Finalmente, a perda da imagem dos cantinhos. Fazer uma tela plana, que é, claro, a solução óbvia, era até aqui, ao mesmo tempo, uma solução inviável. Então estávamos, se bem me lembro, na impossibilidade técnica - ou pelo menos prática - de se fazer uma tela plana, saída obviamente ululante para os problemas apresentados pelas telas curvas.
Esta impossibilidade prendia-se, basicamente, a dois motivos: limitações estruturais do vidro e problemas de foco do canhão de elétrons, aquela pecinha do tubo da qual os elétrons (quem diria!) são emitidos para a tela. A questão do vidro é relativamente simples de entender. Dentro de cada tubo de imagem há um vácuo; fora de cada tubo há uma baita pressão atmosférica. Ora, superfícies curvas, em que o peso espalha-se de forma gradual, suportam esta pressão muito melhor do que superfícies retas.
Mesmo o melhor dos vidros utilizados para a construção de um monitor normal é incapaz de suportá-la por muito tempo se não tiver um mínimo de curvatura. Assim, para desenvolver a sua tela plana, a Sony teve que descobrir, primeiro, um vidro que fosse capaz de suportar a pressão atmosférica e, ao mesmo tempo, tivesse a pureza necessária a um tubo de imagem - que, ça va sans dire, não pode sair de fábrica cheio de bolhas e imperfeições. A solução foi encontrada junto à indústria automobilística, que também usa vidros da pesada.

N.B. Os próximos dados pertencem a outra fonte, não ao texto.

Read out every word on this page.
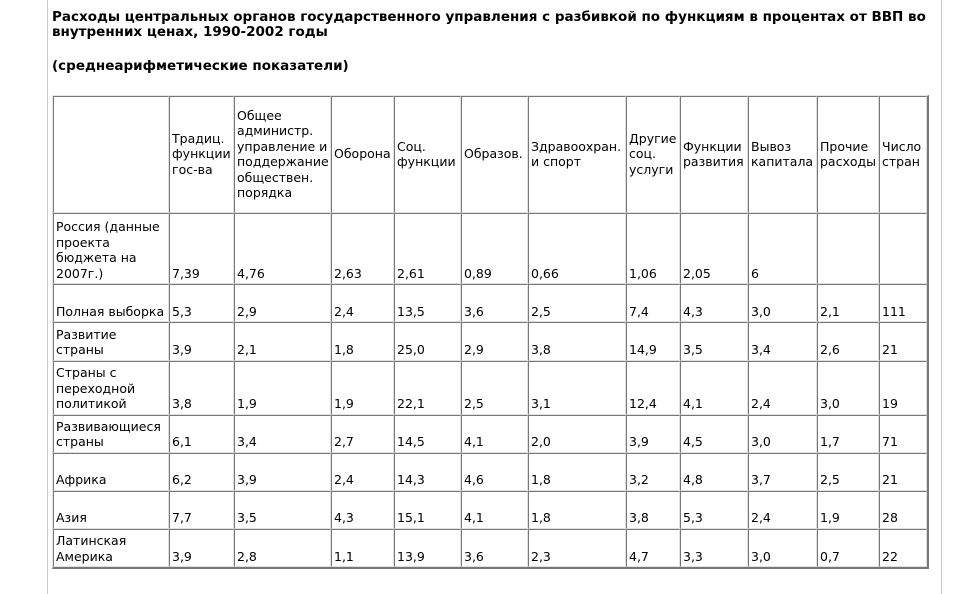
Расходы центральных органов государственного управления с разбивкой по функциям в процентах от ВВП во внутренних ценах, 1990-2002 годы
(среднеарифметические показатели)
	Традиц. функции гос-ва	Общее администр. управление и поддержание обществен. порядка	Оборона	Соц. функции	Образов.	Здравоохран. и спорт	Другие соц. услуги	Функции развития	Вывоз капитала	Прочие расходы	Число стран
Россия (данные проекта бюджета на 2007г.)	7,39	4,76	2,63	2,61	0,89	0,66	1,06	2,05	6		
Полная выборка	5,3	2,9	2,4	13,5	3,6	2,5	7,4	4,3	3,0	2,1	111
Развитие страны	3,9	2,1	1,8	25,0	2,9	3,8	14,9	3,5	3,4	2,6	21
Страны с переходной политикой	3,8	1,9	1,9	22,1	2,5	3,1	12,4	4,1	2,4	3,0	19
Развивающиеся страны	6,1	3,4	2,7	14,5	4,1	2,0	3,9	4,5	3,0	1,7	71
Африка	6,2	3,9	2,4	14,3	4,6	1,8	3,2	4,8	3,7	2,5	21
Азия	7,7	3,5	4,3	15,1	4,1	1,8	3,8	5,3	2,4	1,9	28
Латинская Америка	3,9	2,8	1,1	13,9	3,6	2,3	4,7	3,3	3,0	0,7	22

Mas o vidro é só uma parte da equação; as figurinhas se fazem através de uma espécie de grade onde se encontram os famosos pontinhos de fósforo verde, azul e vermelho que, em conjunto com os elétrons, formam a imagem. Aqui a Sony já tinha dado um pulo-do-gato há alguns anos, ao desenvolver o sistema Trinitron, em que a grade funciona na vertical, ao contrário do que se fazia rotineiramente. No caso da VVega, a própria grade foi achatada, e cumpre, agora, uma dupla função: a de receptora de elétrons e a de reforço adicional ao supervidro plano.
A questão do foco é um pouco mais complicada de explicar, mas resume-se ao seguinte: um canhão de elétrons normal tem uma ótima capacidade de foco no centro do feixe de elétrons e, por conseguinte, os pontinhos que usa para criar a imagem são, no meio do tubo, redondos e definidos.

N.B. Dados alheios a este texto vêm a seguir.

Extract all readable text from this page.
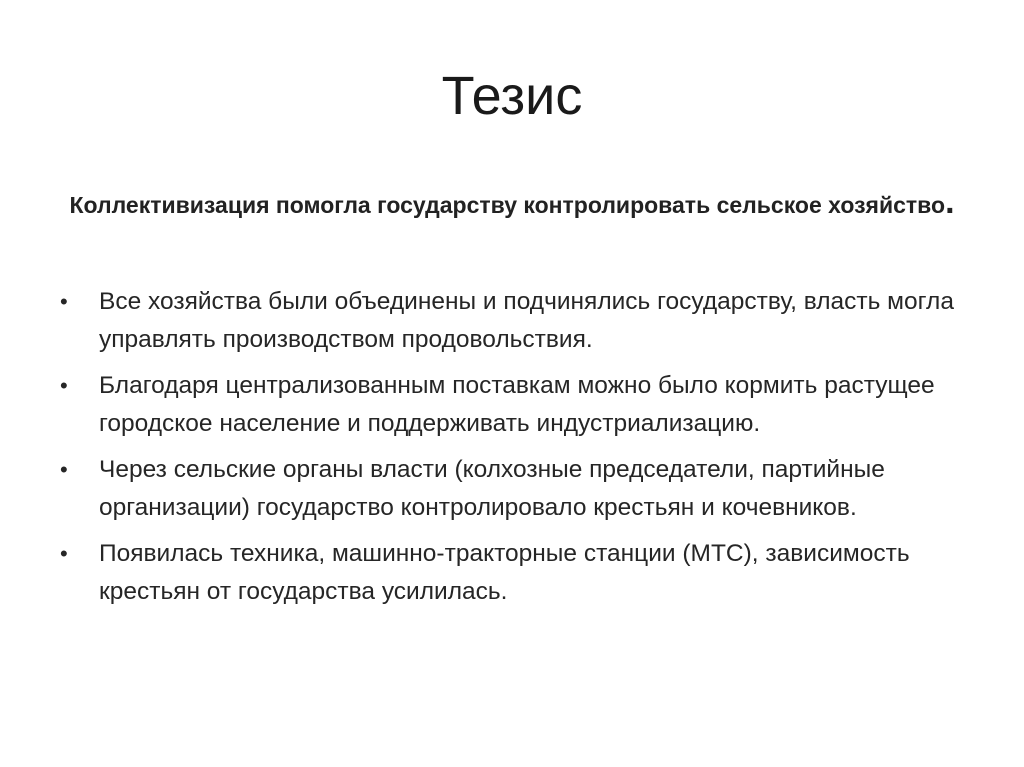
Тезис

Коллективизация помогла государству контролировать сельское хозяйство.

•	Все хозяйства были объединены и подчинялись государству, власть могла управлять производством продовольствия.
•	Благодаря централизованным поставкам можно было кормить растущее городское население и поддерживать индустриализацию.
•	Через сельские органы власти (колхозные председатели, партийные организации) государство контролировало крестьян и кочевников.
•	Появилась техника, машинно-тракторные станции (МТС), зависимость крестьян от государства усилилась.
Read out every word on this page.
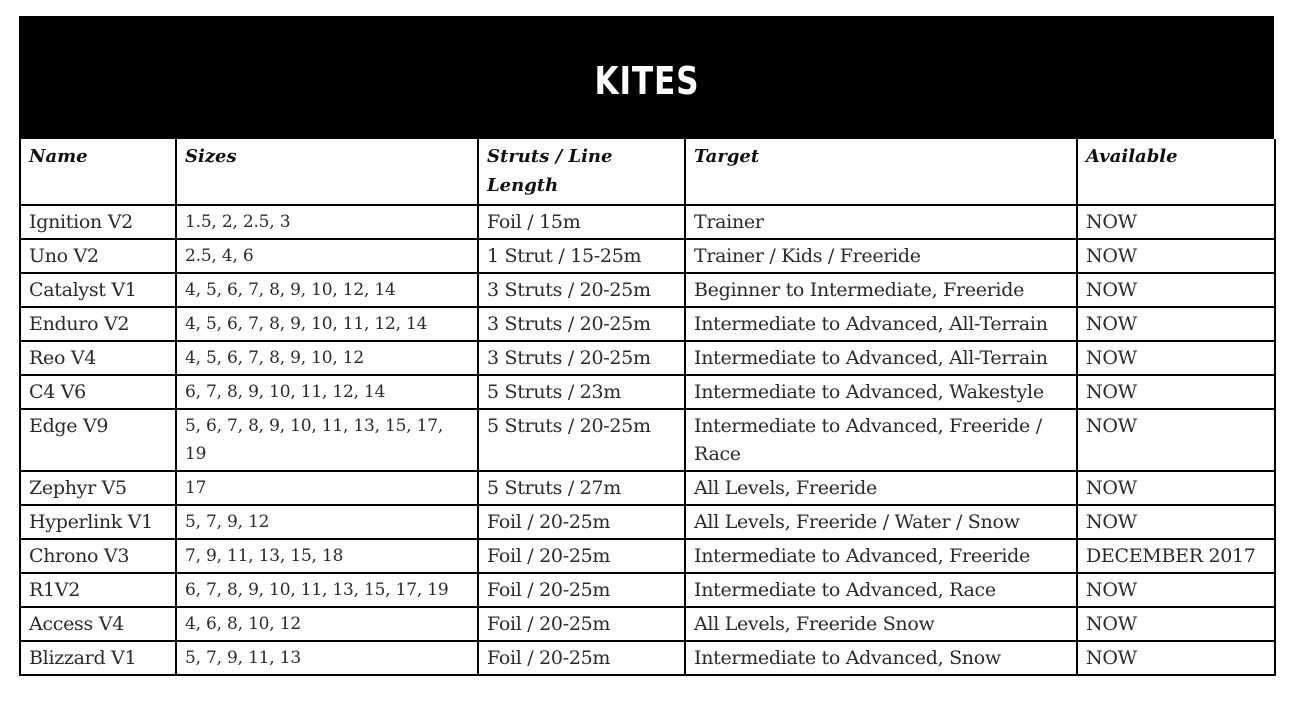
KITES
Name	Sizes	Struts / Line Length	Target	Available
Ignition V2	1.5, 2, 2.5, 3	Foil / 15m	Trainer	NOW
Uno V2	2.5, 4, 6	1 Strut / 15-25m	Trainer / Kids / Freeride	NOW
Catalyst V1	4, 5, 6, 7, 8, 9, 10, 12, 14	3 Struts / 20-25m	Beginner to Intermediate, Freeride	NOW
Enduro V2	4, 5, 6, 7, 8, 9, 10, 11, 12, 14	3 Struts / 20-25m	Intermediate to Advanced, All-Terrain	NOW
Reo V4	4, 5, 6, 7, 8, 9, 10, 12	3 Struts / 20-25m	Intermediate to Advanced, All-Terrain	NOW
C4 V6	6, 7, 8, 9, 10, 11, 12, 14	5 Struts / 23m	Intermediate to Advanced, Wakestyle	NOW
Edge V9	5, 6, 7, 8, 9, 10, 11, 13, 15, 17, 19	5 Struts / 20-25m	Intermediate to Advanced, Freeride / Race	NOW
Zephyr V5	17	5 Struts / 27m	All Levels, Freeride	NOW
Hyperlink V1	5, 7, 9, 12	Foil / 20-25m	All Levels, Freeride / Water / Snow	NOW
Chrono V3	7, 9, 11, 13, 15, 18	Foil / 20-25m	Intermediate to Advanced, Freeride	DECEMBER 2017
R1V2	6, 7, 8, 9, 10, 11, 13, 15, 17, 19	Foil / 20-25m	Intermediate to Advanced, Race	NOW
Access V4	4, 6, 8, 10, 12	Foil / 20-25m	All Levels, Freeride Snow	NOW
Blizzard V1	5, 7, 9, 11, 13	Foil / 20-25m	Intermediate to Advanced, Snow	NOW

À medida que se afastam do centro, no entanto, são distorcidos de tal maneira que, ao chegar às margens do tubo, já têm uma forma totalmente ovalada. É por isso, aliás, que nunca se vê texto realmente legível e em foco na telinha, como bem sabe quem já experimentou brincar com uma Web TV.
A saída que a Sony encontrou para este problema foi aumentar a profundidade focal do canhão em 30%. Quem fotografa sabe a diferença que isto faz: é muito mais fácil conseguir um close em foco com uma tele do que com uma lente de 50mm.

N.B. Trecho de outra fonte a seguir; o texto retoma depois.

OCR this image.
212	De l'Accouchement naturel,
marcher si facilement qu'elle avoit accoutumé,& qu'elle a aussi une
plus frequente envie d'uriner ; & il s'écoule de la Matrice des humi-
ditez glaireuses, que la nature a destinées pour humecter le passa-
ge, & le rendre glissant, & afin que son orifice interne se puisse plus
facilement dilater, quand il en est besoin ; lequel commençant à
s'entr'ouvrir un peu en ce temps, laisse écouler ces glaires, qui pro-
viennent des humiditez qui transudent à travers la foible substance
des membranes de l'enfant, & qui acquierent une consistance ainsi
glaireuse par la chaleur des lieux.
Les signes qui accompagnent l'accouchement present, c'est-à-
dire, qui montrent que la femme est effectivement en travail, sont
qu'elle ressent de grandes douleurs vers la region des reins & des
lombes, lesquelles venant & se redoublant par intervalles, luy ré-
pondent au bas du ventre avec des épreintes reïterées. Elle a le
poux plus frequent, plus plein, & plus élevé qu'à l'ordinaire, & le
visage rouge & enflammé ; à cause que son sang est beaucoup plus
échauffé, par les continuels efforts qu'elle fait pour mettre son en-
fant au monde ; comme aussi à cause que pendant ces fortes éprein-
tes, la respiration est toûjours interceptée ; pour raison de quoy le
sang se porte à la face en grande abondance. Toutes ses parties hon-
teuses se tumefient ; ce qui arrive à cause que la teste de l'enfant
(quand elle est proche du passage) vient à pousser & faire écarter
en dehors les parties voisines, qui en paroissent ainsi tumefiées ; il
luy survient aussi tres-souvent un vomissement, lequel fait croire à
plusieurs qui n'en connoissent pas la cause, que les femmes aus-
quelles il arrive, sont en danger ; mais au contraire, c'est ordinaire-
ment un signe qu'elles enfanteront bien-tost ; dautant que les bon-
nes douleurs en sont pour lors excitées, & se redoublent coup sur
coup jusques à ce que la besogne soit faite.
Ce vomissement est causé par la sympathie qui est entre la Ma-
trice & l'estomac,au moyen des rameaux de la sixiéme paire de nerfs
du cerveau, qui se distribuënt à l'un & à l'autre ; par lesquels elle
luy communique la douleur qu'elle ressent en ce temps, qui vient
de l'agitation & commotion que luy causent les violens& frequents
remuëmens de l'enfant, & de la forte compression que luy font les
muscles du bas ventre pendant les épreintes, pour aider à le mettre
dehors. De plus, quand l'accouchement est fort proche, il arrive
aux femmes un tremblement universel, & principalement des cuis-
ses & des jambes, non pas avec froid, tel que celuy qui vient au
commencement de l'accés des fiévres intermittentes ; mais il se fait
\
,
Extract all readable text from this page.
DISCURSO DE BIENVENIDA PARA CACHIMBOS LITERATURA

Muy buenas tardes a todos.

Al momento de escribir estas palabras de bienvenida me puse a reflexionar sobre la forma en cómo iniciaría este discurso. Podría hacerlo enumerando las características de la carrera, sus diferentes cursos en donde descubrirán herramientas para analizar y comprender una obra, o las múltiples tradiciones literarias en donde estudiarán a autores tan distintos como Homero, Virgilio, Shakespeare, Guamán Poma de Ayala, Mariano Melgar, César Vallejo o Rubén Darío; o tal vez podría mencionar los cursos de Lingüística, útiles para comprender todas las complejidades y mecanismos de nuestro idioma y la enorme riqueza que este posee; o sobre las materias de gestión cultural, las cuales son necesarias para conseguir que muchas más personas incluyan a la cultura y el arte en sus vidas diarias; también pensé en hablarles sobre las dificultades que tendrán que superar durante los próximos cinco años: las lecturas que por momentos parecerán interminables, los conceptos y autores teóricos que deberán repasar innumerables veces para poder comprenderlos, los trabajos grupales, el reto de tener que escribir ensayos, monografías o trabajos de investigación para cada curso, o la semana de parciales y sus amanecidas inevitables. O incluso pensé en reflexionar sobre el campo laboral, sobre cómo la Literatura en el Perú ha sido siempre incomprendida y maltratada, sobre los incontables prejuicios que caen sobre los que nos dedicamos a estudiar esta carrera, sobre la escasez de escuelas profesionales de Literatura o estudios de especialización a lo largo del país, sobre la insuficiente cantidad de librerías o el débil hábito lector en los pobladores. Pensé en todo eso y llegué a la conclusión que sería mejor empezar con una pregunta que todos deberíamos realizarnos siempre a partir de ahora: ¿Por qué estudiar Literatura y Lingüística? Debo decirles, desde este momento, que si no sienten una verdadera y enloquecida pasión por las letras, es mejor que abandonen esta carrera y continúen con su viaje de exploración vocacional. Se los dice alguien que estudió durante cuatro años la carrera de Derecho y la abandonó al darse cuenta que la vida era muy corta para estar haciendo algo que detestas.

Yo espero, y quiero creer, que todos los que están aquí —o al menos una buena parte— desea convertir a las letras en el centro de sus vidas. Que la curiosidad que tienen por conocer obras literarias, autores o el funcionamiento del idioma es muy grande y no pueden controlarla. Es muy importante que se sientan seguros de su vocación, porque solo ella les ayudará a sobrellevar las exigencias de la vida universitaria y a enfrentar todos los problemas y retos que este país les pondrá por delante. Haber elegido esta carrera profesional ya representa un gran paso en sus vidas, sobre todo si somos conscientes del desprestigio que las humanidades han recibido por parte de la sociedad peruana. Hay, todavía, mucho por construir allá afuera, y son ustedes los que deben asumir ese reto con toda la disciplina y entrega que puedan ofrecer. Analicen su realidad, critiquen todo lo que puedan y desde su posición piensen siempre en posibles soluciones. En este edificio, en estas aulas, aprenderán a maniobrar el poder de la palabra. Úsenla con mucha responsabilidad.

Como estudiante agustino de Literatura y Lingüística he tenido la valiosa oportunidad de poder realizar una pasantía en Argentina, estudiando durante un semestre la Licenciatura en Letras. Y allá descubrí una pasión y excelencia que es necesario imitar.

Pô, mas se era só isso, por que ninguém fez algo parecido antes? Porque, naturalmente, este só isso só vira só isso quando descoberto e explicado; e, também naturalmente, porque é claro que este só isso não é só isso.
Há uma série de detalhes tecnológicos embutidos na VVega que fazem dela algo tão diferente, mas nem a Sony seria besta de entregar tudo de bandeja ao primeiro grupo de jornalistas que aparecesse, nem nós seríamos inteligentes a ponto de sacar, em meia hora, o que toda uma equipe de técnicos japoneses levou alguns anos desenvolvendo. O fato é que, depois de se ver a imagem de uma VVega - e depois de se ouvir o som de uma VVega! um baita espetáculo auditivo - a gente volta para casa com vontade de deserdar o fiel eletrodoméstico a que, por tanto tempo, chamamos de televisão.
Em tempo: com exceção do Japão, a América Latina será a primeira região do mundo a ver esta maravilha. Explica-se: a Copa do Mundo vem aí, e o mercado nuestro pega fogo. Portanto, comecem a se preparar para raspar a poupança em junho, quando VVegas de 29 polegadas desembarcam na praça. Estão sentados? OK: a uns U$ 3.300, em primeira previsão.